Richard Murphy in The Guardian

He\’s still not really got it:

As a result tax burdens are shifting from companies to ordinary people, whose effective taxation rates in the UK have risen as corporate contributions have fallen.

He\’s missing the idea of tax incidence. Sure, it looks like the corporations are paying all of that tax. But they don\’t really. The corporate income tax is paid by investors, by workers or by customers: the company is just that convenient legal fiction that the cheque comes from. As is detailed here.

Which is why we should abolish coproation tax altogether and simply tax the income when it arrives with the workers or the investors.

3 comments on “Richard Murphy in The Guardian

  1. Personally I believe the government should abandon all transfer taxation, and just tax property at a %age of the value.

    Property and intellectual property are the right to exclude people from use, so you might as well pay people for that right, rather than the current system of subsidising property rights.

  2. It is nonsense to suggest that corporation tax is ultimately paid by the workers. Its incidence falls partly on the owners of the business, its customers and all the providers of inputs to the business. Only one of these is labour.

    Who pays the tax depends on the various price elasticities.

    Tim adds: “The corporate income tax is paid by investors, by workers or by customers”. You missed that bit then? Or didn’t click through to the post that details investigations into the relevant elasticities?
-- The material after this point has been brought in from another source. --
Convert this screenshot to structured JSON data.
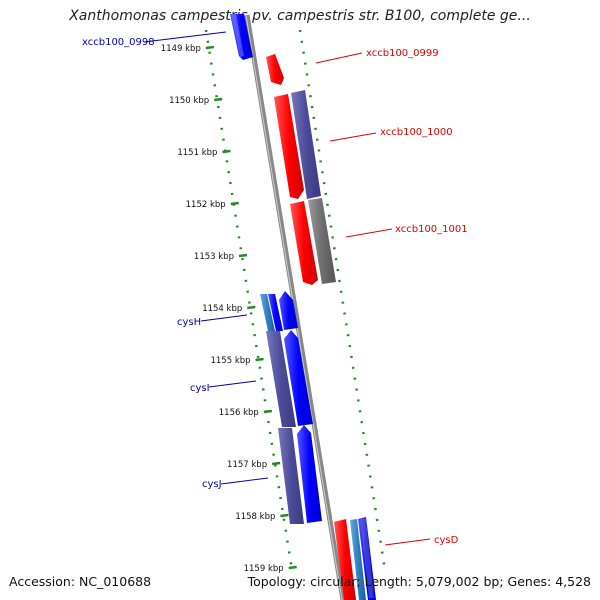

You know, like a proper peer reviewed paper and all? The one that says that the majority of the tax is paid by labour?

  3. And there was I thinking, when I read the G this morning ,that what would get Tim going would be the stuff about corporate taxation being a proper return on the State’s investment in national infrastructure.

    It is one of those superficially plausible statements that really just makes no sense at all.

    I’m not a tax expert, but I understand the ideas that we tax (a) things we want to discourage (cigarettes), (b) things with a low elasticity to minimise deadweight losses (houses?) and (c) for redistributive reasons (income). Maybe there are others, I don’t know. You can argue about all of those, many wouldn’t like the last, but there’s a credible intellectual story behind each.

    But taxation as a return on an investment? Are we going to be taxed in future according to how much profit we have made out of public spending? Not obvious that corporations are the main targets there…

    Does he just make it up as he goes along?